Tuan David tersenyum kecil saat Hana menyerahkan barang yang tertinggal kepadanya. "Bagus sekali, Hana. Kau berhasil membawa ini tepat waktu. Ayah bangga padamu," ucapnya dengan nada puas.

Namun, kebanggaan itu tak bertahan lama ketika Levi, yang berdiri di sisi Tuan David, menimpali dengan suara datar. "Hana, kau terlalu membuang waktu untuk hal kecil seperti ini. Tidak heran, tak ada perkembangan darimu."

Hana langsung menundukkan kepala. Wajahnya berubah sedih sekaligus kesal. "Kak Levi, kau sama sekali tidak bisa memujiku, ya?" gumamnya dengan nada getir.

Levi melipat kedua tangannya di dada, tatapannya dingin. "Apa yang perlu dipuji? Kau malah mengajak orang lain kesusahan. Saat ini sudah memasuki musim dingin, dan kau bahkan tidak memikirkan untuk memberi jubah hangat pada pekerja kita. Apakah itu yang pantas dipuji?"

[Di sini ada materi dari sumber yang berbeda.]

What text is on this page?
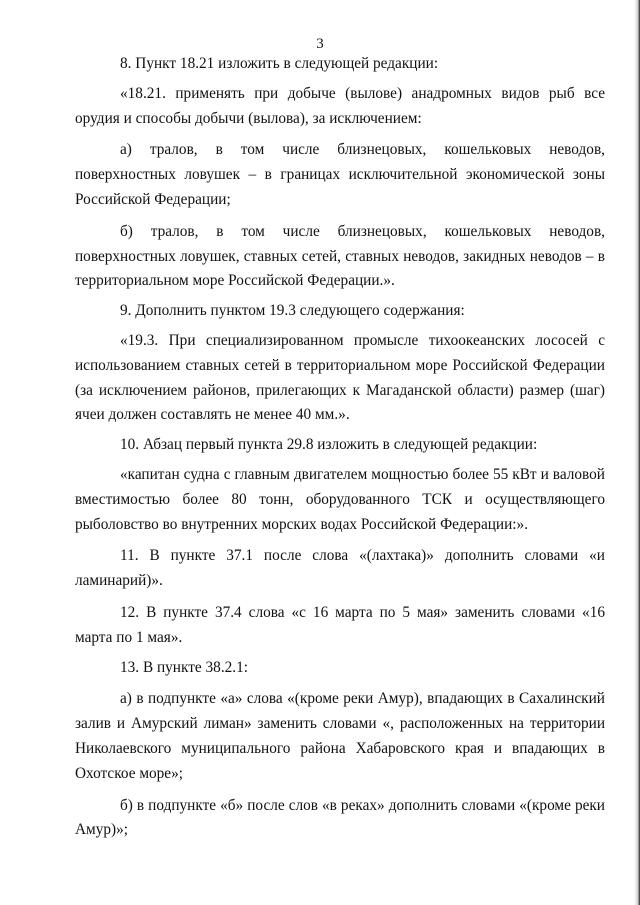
3

8. Пункт 18.21 изложить в следующей редакции:

«18.21. применять при добыче (вылове) анадромных видов рыб все орудия и способы добычи (вылова), за исключением:

а) тралов, в том числе близнецовых, кошельковых неводов, поверхностных ловушек – в границах исключительной экономической зоны Российской Федерации;

б) тралов, в том числе близнецовых, кошельковых неводов, поверхностных ловушек, ставных сетей, ставных неводов, закидных неводов – в территориальном море Российской Федерации.».

9. Дополнить пунктом 19.3 следующего содержания:

«19.3. При специализированном промысле тихоокеанских лососей с использованием ставных сетей в территориальном море Российской Федерации (за исключением районов, прилегающих к Магаданской области) размер (шаг) ячеи должен составлять не менее 40 мм.».

10. Абзац первый пункта 29.8 изложить в следующей редакции:

«капитан судна с главным двигателем мощностью более 55 кВт и валовой вместимостью более 80 тонн, оборудованного ТСК и осуществляющего рыболовство во внутренних морских водах Российской Федерации:».

11. В пункте 37.1 после слова «(лахтака)» дополнить словами «и ламинарий)».

12. В пункте 37.4 слова «с 16 марта по 5 мая» заменить словами «16 марта по 1 мая».

13. В пункте 38.2.1:

а) в подпункте «а» слова «(кроме реки Амур), впадающих в Сахалинский залив и Амурский лиман» заменить словами «, расположенных на территории Николаевского муниципального района Хабаровского края и впадающих в Охотское море»;

б) в подпункте «б» после слов «в реках» дополнить словами «(кроме реки Амур)»;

Ucapan Levi membuat Hana mengerjapkan mata, bingung sekaligus merasa bersalah. Ia tak menyangka hal itu sama sekali. "Aku … aku tidak terpikirkan soal itu ...," gumamnya pelan.

Lily yang sedari tadi berdiri tidak jauh dari mereka, segera angkat bicara untuk meredakan suasana. "Aku tidak kedinginan, Tuan Levi. Saya baik-baik saja." Senyumnya mencoba meyakinkan, meskipun dalam hati ia sebenarnya sudah merasa dingin sejak tadi dan tubuhnya sedikit bergetar.

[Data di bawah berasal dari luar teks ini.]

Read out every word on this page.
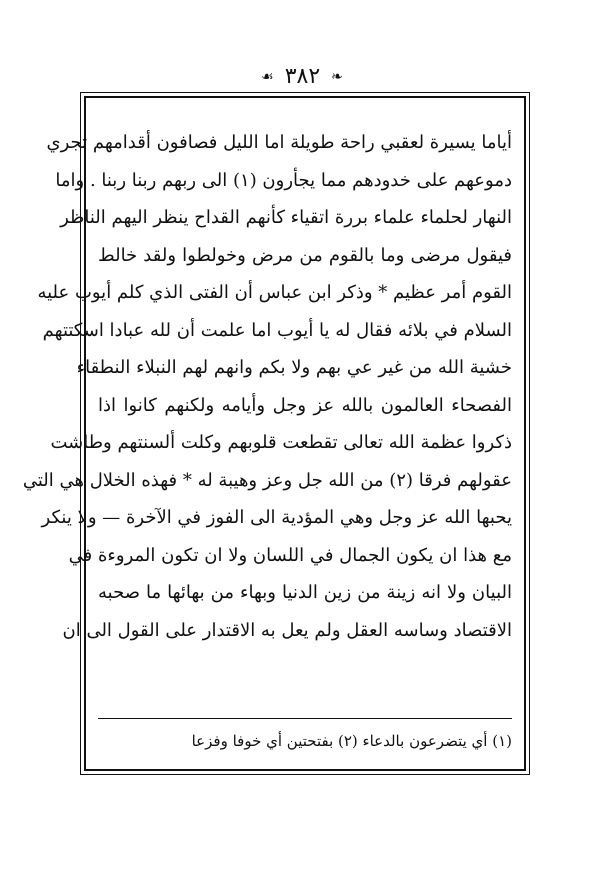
❧ ٣٨٢ ☙
أياما يسيرة لعقبي راحة طويلة اما الليل فصافون أقدامهم تجري
دموعهم على خدودهم مما يجأرون (١) الى ربهم ربنا ربنا . واما
النهار لحلماء علماء بررة اتقياء كأنهم القداح ينظر اليهم الناظر
فيقول مرضى وما بالقوم من مرض وخولطوا ولقد خالط
القوم أمر عظيم * وذكر ابن عباس أن الفتى الذي كلم أيوب عليه
السلام في بلائه فقال له يا أيوب اما علمت أن لله عبادا اسكتتهم
خشية الله من غير عي بهم ولا بكم وانهم لهم النبلاء النطقاء
الفصحاء العالمون بالله عز وجل وأيامه ولكنهم كانوا اذا
ذكروا عظمة الله تعالى تقطعت قلوبهم وكلت ألسنتهم وطاشت
عقولهم فرقا (٢) من الله جل وعز وهيبة له * فهذه الخلال هي التي
يحبها الله عز وجل وهي المؤدية الى الفوز في الآخرة — ولا ينكر
مع هذا ان يكون الجمال في اللسان ولا ان تكون المروءة في
البيان ولا انه زينة من زين الدنيا وبهاء من بهائها ما صحبه
الاقتصاد وساسه العقل ولم يعل به الاقتدار على القول الى ان
(١) أي يتضرعون بالدعاء (٢) بفتحتين أي خوفا وفزعا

Levi menatap Lily dengan tatapan yang sulit diartikan. Ia tampaknya menyadari kebohongan kecil itu. Tanpa berkata apa-apa, Levi melepas jubah hangat yang ia kenakan, lalu berjalan mendekati Lily. Dalam keheningan yang mendadak terasa tegang, ia memasangkan jubah tersebut ke bahu Lily. Gerakannya cepat, tetapi tidak kasar.

Semua orang di sana terkejut. Mata Tuan David membelalak kecil, Hana menatap kakaknya dengan bingung dan Hansen, yang baru saja tiba, hanya bisa berdiri terpaku sambil memandang mereka.

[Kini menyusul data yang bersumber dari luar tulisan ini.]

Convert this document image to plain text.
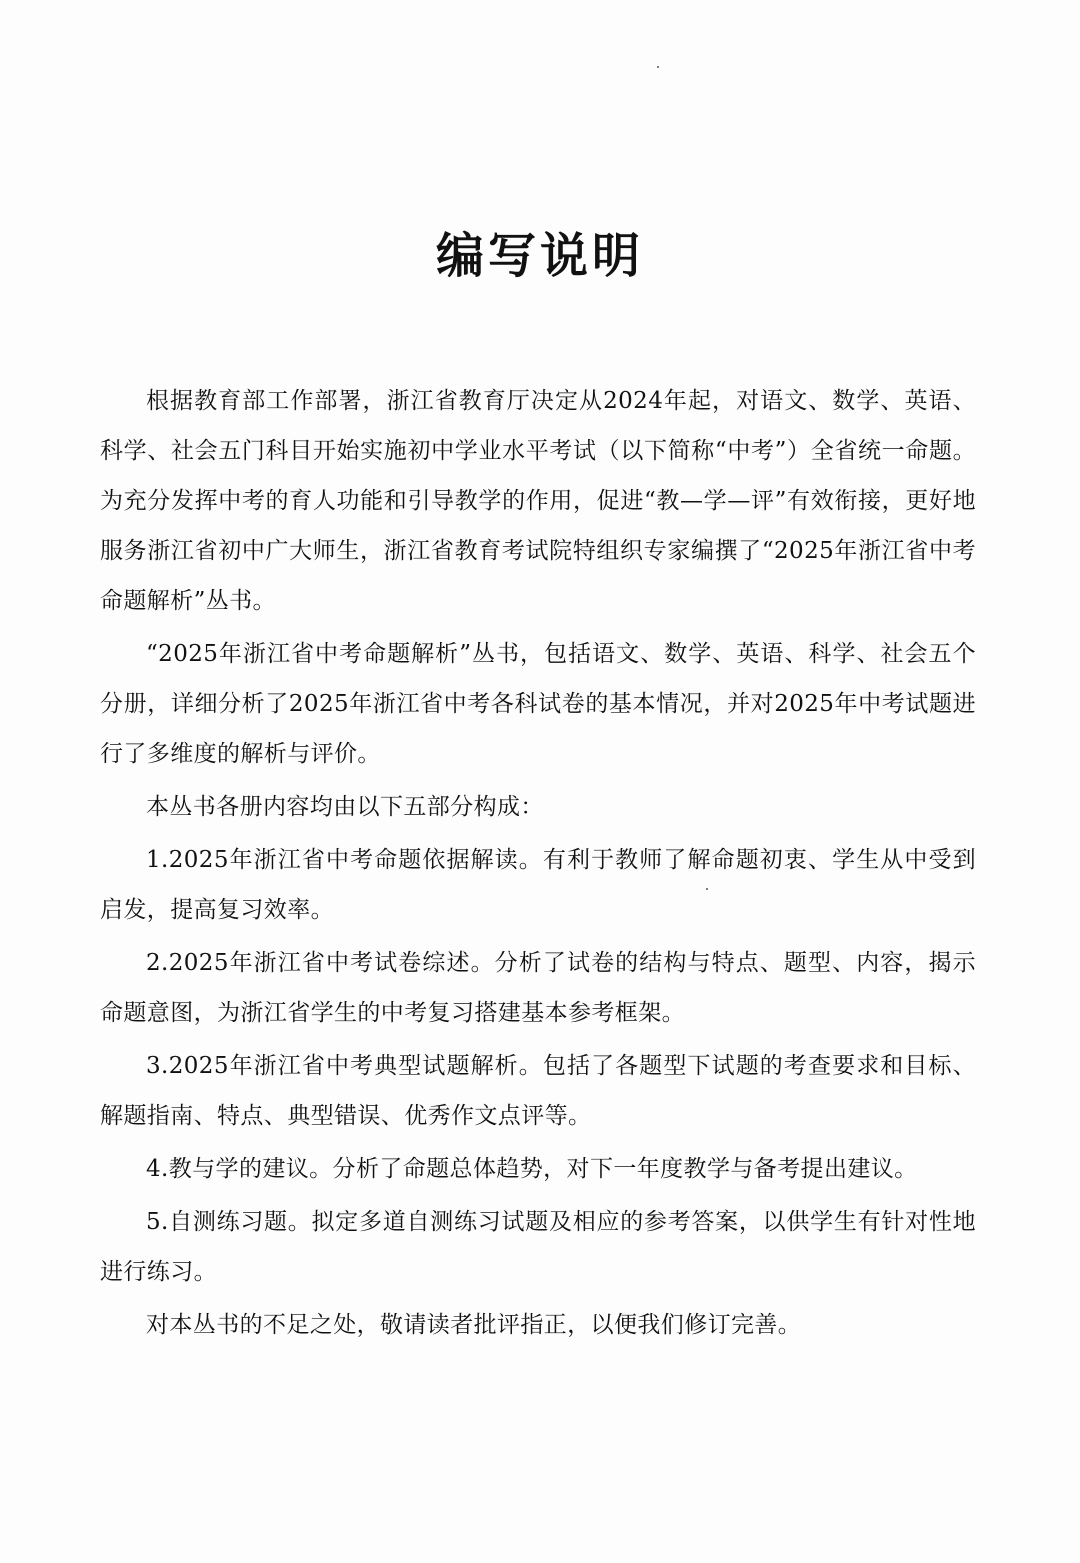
编写说明

根据教育部工作部署，浙江省教育厅决定从2024年起，对语文、数学、英语、科学、社会五门科目开始实施初中学业水平考试（以下简称“中考”）全省统一命题。为充分发挥中考的育人功能和引导教学的作用，促进“教—学—评”有效衔接，更好地服务浙江省初中广大师生，浙江省教育考试院特组织专家编撰了“2025年浙江省中考命题解析”丛书。

“2025年浙江省中考命题解析”丛书，包括语文、数学、英语、科学、社会五个分册，详细分析了2025年浙江省中考各科试卷的基本情况，并对2025年中考试题进行了多维度的解析与评价。

本丛书各册内容均由以下五部分构成：

1.2025年浙江省中考命题依据解读。有利于教师了解命题初衷、学生从中受到启发，提高复习效率。

2.2025年浙江省中考试卷综述。分析了试卷的结构与特点、题型、内容，揭示命题意图，为浙江省学生的中考复习搭建基本参考框架。

3.2025年浙江省中考典型试题解析。包括了各题型下试题的考查要求和目标、解题指南、特点、典型错误、优秀作文点评等。

4.教与学的建议。分析了命题总体趋势，对下一年度教学与备考提出建议。

5.自测练习题。拟定多道自测练习试题及相应的参考答案，以供学生有针对性地进行练习。

对本丛书的不足之处，敬请读者批评指正，以便我们修订完善。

Lily sendiri merasa tubuhnya kaku. Jarak mereka begitu dekat hingga ia bisa merasakan kehangatan sisa dari jubah Levi. Mata mereka bertemu dan dalam sekejap, dunia seakan membeku. Bahkan, jari-jari Levi masih berada di area kerah jubah, memastikan jubah itu terpasang sempurna di leher Lily.

Bahkan, momen yang ditunggu-tunggu semua orang. Tidak disangka terjadi. Salju pertama perlahan mulai turun, butirannya jatuh lembut di antara mereka. Pemandangan itu membuat perhatian semua orang teralihkan, kecuali Levi dan Lily yang masih saling menatap. Mereka seperti saling berkaca di mata satu sama lain, seakan-akan ada sesuatu yang mengikat mereka tanpa mereka sadari.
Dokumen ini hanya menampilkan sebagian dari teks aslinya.